Kanazawa is a city of almost half a million inhabitants located on the west coast of Japan, located between the Sea of Japan and the Japanese Alps. Immerse yourself in the streets of its old neighborhoods is to go back to the time of the samurai and geishas, with a huge castle and gardens, which are among the most beautiful in Japan.
Kanazawa Station 金沢駅
We can reach both Tokyo and Kyoto in the multiple Shinkansen (bullet trains) that circulate daily and at various times. As we leave the Kanazawa station, the first thing we find is an immense futuristic tori and an immense glass roof, which make up the entrance to the station, making it the first tourist visit of the city, La Puerta Sagrada, by itself. (Tsuzumi-mi) that's what it's called has become one of Kanazawa's symbols. It is an immense tori, as if it were a temple entrance, which was not without controversy before its inauguration in 2005. Between the huge wooden door and the street, we find another curious element, a digital clock. water, a fountain with multiple jets that goes combining the Welcome with the time, all formed with the jets of water, very curious.
Kanazawa Station
Kanazawa Castle 金城
Due to its immensity it has had multiple uses, it was army barracks during the Second World War and later it was a university campus, nowadays it is an immense park and several visitable estancias, some of them for a fee, the venue is free, is an important tourist attraction in the city of Kanazawa The castle is huge and a curiosity is that roofs are made with lead tiles, so at times when it was besieged by enemy troops they could dismount and after melting them turn them into a munition.
Kanazawa Castle
Kenroku-en 兼六園
If there is something that alone is worth visiting Kanazawa, this is undoubtedly the Kenrokuen, a huge Japanese garden, located in front of the Kanazawa castle, not in vain was the garden of the feudal lords and one of the most beautiful in Japan. .
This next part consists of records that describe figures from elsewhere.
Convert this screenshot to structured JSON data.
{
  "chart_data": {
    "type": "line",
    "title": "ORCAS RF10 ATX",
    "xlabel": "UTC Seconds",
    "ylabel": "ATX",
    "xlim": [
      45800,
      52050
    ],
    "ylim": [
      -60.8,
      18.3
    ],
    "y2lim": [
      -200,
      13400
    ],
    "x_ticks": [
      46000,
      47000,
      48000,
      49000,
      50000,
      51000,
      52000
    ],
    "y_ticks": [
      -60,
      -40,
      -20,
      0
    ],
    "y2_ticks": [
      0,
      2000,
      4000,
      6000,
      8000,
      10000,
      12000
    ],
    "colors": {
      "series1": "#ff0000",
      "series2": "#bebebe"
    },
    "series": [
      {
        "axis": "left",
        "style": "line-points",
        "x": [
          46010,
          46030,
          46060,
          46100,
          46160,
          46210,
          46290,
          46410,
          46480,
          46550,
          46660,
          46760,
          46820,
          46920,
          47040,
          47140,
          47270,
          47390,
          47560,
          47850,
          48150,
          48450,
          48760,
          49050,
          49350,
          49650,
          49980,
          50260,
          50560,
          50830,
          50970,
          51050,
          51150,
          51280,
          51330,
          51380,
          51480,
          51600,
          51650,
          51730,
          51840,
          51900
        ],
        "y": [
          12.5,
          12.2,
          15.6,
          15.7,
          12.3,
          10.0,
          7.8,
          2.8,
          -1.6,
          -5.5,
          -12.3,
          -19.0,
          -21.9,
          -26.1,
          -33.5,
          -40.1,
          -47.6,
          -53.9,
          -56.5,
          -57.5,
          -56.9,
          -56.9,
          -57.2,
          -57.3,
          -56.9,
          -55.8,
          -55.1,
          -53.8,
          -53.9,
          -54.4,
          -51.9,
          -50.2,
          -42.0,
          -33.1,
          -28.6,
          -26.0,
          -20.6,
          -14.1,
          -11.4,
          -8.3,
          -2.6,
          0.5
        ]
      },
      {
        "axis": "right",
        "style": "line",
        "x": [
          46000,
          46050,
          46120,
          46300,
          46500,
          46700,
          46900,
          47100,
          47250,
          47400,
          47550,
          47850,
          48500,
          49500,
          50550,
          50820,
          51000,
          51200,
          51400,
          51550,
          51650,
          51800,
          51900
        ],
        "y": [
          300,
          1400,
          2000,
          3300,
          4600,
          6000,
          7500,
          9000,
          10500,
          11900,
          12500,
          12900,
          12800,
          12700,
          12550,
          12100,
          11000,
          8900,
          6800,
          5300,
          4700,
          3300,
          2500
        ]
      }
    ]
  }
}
It has several ponds and multiple paths full of flowers and trees, one of the curiosities of the garden are the Yukitsuris (hanging the snow) in November every year the branches of the pine trees are protected with cone-shaped ropes that help the branches do not break due to the weight of the snow.
Kenroku-en
Gyokusen-en 西田家
Wakita Naokata, vassal in the Kaga Clan, began to design and build the garden in the mid-seventeenth century, is a small garden very careful, but the most interesting is that prior reservation we can enjoy an authentic tea ceremony, which is true that we will find cheaper in many places in Japan, this apart from being the oldest tea house in Kanazawa, thanks to the explanations of the hostess will make us live a different experience and better understand what the tea ceremony means.
Gyokusen-en
Higashi chaya ひがし茶屋
Higashi chaya (ひ が し 茶屋) It is a neighborhood that is characterized by its traditional architectural style of the Edo period, and for being a place where the geishas lived, although it is not as well known as those of Kyoto, it has a different charm and deserves worth missing for its narrow streets.
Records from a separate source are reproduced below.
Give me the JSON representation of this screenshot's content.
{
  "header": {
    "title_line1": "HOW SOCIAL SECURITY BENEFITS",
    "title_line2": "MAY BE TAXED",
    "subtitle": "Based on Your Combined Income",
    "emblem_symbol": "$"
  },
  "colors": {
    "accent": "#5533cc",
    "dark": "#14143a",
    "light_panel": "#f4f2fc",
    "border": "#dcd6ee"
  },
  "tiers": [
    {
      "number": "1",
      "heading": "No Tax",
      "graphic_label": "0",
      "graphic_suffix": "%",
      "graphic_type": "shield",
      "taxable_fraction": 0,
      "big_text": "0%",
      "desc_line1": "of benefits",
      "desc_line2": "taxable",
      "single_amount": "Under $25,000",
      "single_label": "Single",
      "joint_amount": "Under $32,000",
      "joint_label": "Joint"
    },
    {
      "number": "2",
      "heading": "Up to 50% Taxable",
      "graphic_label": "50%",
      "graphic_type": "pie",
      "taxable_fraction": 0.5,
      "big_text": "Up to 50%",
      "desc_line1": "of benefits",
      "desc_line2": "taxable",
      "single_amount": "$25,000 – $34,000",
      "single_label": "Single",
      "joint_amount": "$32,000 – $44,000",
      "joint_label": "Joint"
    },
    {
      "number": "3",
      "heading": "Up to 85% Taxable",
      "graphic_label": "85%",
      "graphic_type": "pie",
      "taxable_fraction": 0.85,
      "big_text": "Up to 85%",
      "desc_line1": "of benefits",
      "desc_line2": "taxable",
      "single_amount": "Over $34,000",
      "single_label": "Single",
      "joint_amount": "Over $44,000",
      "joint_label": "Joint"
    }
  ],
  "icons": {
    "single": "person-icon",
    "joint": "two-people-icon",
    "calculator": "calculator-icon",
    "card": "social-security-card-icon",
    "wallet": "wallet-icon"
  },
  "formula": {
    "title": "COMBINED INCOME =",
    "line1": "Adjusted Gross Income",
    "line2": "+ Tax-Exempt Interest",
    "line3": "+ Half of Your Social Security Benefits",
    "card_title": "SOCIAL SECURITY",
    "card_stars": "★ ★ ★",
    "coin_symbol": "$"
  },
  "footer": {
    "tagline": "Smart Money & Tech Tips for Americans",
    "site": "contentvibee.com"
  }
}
The wooden facades, as well as the glazed viewpoints on the second floor are characteristic of this neighborhood.
Higashi chaya
Omicho Market 近江町市場
Omicho Market, is a typical food market of Japan is not the best that we can visit in Japan, but it is an interesting visit to complete the trip to Kanazawa and take the opportunity to taste some of the many products that we they offer.